Das jahrelange Ringen um die Finanzierung des Stromnetzausbaus in Deutschland ist beendet: Drei internationale Investoren – der niederländische Pensionsverwalter APG (im Auftrag des Fonds ABP), der norwegische Staatsfonds Norges Bank Investment Management sowie der Staatsfonds von Singapur GIC – werden gemeinsam 9,5 Milliarden Euro in die deutsche Tochter des niederländischen Netzbetreibers Tennet investieren und somit 46 % der Anteile an TenneT Deutschland übernehmen.
Die niederländische Tennet Holding, vollständig im Besitz des niederländischen Staats, hatte in den vergangenen Jahren mehrmals versucht, ihr Deutschlandgeschäft abzustoßen oder Investoren mit ins Boot zu holen. Hintergrund sind die hohen Investitionen für Erhalt und Ausbau des deutschen Hochspannungsnetzes, die das Unternehmen allein nicht stemmen kann und die nicht zu den Aufgaben eines niederländischen Staatsunternehmens gehörten, wie die niederländische Regierung immer wieder argumentierte.
Im vergangenen Jahr waren die jahrelangen Verhandlungen der Niederlande mit der Bundesregierung über eine Übernahme von TenneT Deutschland gescheitert.
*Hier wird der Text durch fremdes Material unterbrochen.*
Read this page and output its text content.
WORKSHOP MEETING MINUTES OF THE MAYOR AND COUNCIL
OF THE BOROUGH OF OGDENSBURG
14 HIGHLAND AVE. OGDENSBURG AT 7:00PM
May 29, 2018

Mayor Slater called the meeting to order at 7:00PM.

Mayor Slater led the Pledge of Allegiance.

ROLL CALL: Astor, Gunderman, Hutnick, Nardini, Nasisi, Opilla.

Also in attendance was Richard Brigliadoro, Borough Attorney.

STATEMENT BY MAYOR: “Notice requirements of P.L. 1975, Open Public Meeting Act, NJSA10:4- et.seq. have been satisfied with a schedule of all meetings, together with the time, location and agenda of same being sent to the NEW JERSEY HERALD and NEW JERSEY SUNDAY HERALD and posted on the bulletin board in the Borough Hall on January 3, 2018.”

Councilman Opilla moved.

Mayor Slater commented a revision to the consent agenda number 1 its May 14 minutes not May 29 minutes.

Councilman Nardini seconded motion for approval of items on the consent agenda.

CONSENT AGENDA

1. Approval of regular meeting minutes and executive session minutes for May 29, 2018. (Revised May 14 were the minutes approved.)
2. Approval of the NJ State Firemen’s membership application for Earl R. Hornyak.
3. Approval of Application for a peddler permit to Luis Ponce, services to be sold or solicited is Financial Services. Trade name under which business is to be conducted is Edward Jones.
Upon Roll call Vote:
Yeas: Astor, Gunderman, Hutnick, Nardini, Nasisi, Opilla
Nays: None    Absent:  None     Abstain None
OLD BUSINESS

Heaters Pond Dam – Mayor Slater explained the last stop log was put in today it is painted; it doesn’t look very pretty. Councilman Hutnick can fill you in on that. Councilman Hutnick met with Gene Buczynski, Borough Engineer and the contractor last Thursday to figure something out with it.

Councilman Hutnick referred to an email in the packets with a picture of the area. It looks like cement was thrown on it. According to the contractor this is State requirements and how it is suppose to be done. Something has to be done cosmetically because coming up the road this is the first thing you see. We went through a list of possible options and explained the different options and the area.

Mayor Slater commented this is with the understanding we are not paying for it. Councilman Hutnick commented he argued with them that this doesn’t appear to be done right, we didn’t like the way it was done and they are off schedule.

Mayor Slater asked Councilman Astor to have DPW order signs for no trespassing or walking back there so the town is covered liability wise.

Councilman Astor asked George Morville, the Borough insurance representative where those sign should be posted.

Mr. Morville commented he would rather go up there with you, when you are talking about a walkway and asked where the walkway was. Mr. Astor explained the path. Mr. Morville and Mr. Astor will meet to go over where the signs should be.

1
Eine andere Option, die zur Debatte stand, war ein Börsengang. Letztlich entschied sich das niederländische Finanzministerium gemeinsam mit TenneT für die Direktinvestition und damit gegen die Börse. Eine Entscheidung, die auf einer Bewertung von vier Kriterien basiert, wie das Ministerium mitteilt: die finanziellen Folgen für den niederländischen Staat, ein marktkonformer Preis, die Wahrung öffentlicher Interessen der Niederlande sowie eine funktionierende Governance-Struktur.
Mit der Investition in Höhe von 9,5 Milliarden Euro kann TenneT Deutschland sein umfangreiches Investitionsprogramm an Land und auf See mit voller Kraft umsetzen.
~ Manon van Beek
Der Einstieg der Investoren ist für TenneT-CEO und DNHK-Vorstandsmitglied Manon van Beek eine gute Nachricht: „Ich freue mich, dass wir nach einer langen und intensiven Phase in enger Zusammenarbeit mit dem Finanzministerium eine solide Lösung für die Finanzierung von TenneT Deutschland gefunden haben. Mit dem Einstieg von drei starken privaten Investoren ist die gesamte erforderliche Eigenkapitalfinanzierung für TenneT Deutschland für die kommenden Jahre gesichert. Damit geht eine lange Zeit der Unsicherheit zu Ende – eigentlich meine gesamte Zeit bei TenneT – und es wurde Klarheit und Stabilität für die Zukunft geschaffen. Mit der Investition in Höhe von 9,5 Milliarden Euro kann TenneT Deutschland sein umfangreiches Investitionsprogramm an Land und auf See mit voller Kraft umsetzen.“
Die TenneT Holding behält die Rolle als Anteilseigner. Daneben prüft auch die deutsche Bundesregierung einen Einstieg. In jedem Fall, so heißt es von Tennet und dem NL-Finanzministerium, werden die Niederlande und Deutschland weiterhin eng in den Bereichen Innovation, Systemintegration und an der weiteren Umsetzung des 2-GW-Programms in der Nordsee zusammen arbeiten.
Der niederländische Finanzminister Eelco Heinen spricht von einem wichtigen Deal: „Die Beteiligung der privaten Investoren trägt dazu bei, die Energieversorgungsnetze in Europa zu stärken. Dies ist im Hinblick auf unsere Energiesicherheit wichtig.“
In den deutschen Medien wurde die Nachricht überwiegend positiv aufgenommen und es wird betont, dass die deutsche Wirtschaft auf eine stabile Stromversorgung angewiesen ist, denn jeder Stromausfall, auch dauert er nur Sekunden, kostet die Unternehmen viel Geld. Das Handelsblatt spricht von einem "Durchbruch bei der deutschen Energiewende": Der Deal sei in mehrfacher Hinsicht wichtig für den Standort Deutschland. Zum einen ermögliche er den massiven Ausbau der Stromnetzinfrastruktur, der Voraussetzung für die Energiewende sei, da Tennet Deutschland bis 2029 rund 65 Milliarden Euro in die eigenen Stromnetze investieren wolle. Zum anderen zeigt die Transaktion, dass internationale Akteure an Deutschland glauben, heißt es im Handelsblatt. Aber es gibt auch skeptische Stimmen in Deutschland: Für Verbraucher dürfte Strom teurer werden, denn die Investoren erwarten natürlich Renditen. Die Kosten hierfür dürften Verbraucher in Form erhöhter Netzentgelte mittragen.